Vocalizations by a sexually dimorphic isolated larynx: peripheral constraints on behavioral expression. Academic Article uri icon


  • The clawed frog Xenopus laevis uses sexually dimorphic vocalizations, mate calling and ticking, to advertise reproductive state. The basic unit of vocalization is a brief click, produced by the movement of cartilagenous disks located within the larynx. The rate of click production in the male-specific mate call (71 Hz) is an order of magnitude faster than the rate of click production in female typical ticking (6 Hz). To determine if vocalization rate is constrained by the periphery, male and female larynges were isolated and response of the muscles to nerve stimulation was studied. Laryngeal muscle response is markedly dimorphic in the 2 sexes, both in the amplitude potentiation of electromyograms and in the rate at which discrete tension transients can be produced.

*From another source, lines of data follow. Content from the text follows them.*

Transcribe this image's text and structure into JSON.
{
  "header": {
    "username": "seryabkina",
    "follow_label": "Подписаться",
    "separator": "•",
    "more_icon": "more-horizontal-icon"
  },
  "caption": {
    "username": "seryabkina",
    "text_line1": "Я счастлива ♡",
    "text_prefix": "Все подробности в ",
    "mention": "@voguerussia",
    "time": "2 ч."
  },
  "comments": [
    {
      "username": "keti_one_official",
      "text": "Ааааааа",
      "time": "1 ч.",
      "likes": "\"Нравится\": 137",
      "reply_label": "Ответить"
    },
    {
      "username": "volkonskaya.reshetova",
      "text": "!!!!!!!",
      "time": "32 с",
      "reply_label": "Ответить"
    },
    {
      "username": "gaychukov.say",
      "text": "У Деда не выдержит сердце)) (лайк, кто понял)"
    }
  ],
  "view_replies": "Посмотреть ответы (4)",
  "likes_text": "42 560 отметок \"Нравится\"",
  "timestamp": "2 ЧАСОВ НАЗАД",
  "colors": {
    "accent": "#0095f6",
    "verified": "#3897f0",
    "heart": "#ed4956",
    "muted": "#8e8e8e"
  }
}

At 6 Hz (ticking), both sexes generate discrete tension transients in response to each stimulus pulse. In response to nerve stimulation at 71 Hz (mate calling), male laryngeal muscle generates discrete tension transients while female laryngeal muscle does not. Since expression of sex-specific vocalizations is regulated by androgenic hormones, responses of laryngeal muscle to nerve stimulation in androgen-treated adult females and castrated adult males were also examined. The responses of laryngeal muscle from castrated and intact males are similar. Androgen-treated female larynx is partially masculinized but does not produce tension transients at the mate call rate. These physiological results are in close agreement with behavioral observations. Sounds produced by the isolated larynx were nearly identical in spectral properties to those produced by an intact male. We determined that the production of a discrete tension transient is prerequisite to click production. Thus, one reason females do not mate call, even when treated with androgens, is that female laryngeal muscle cannot produce discrete tension transients at a rapid rate.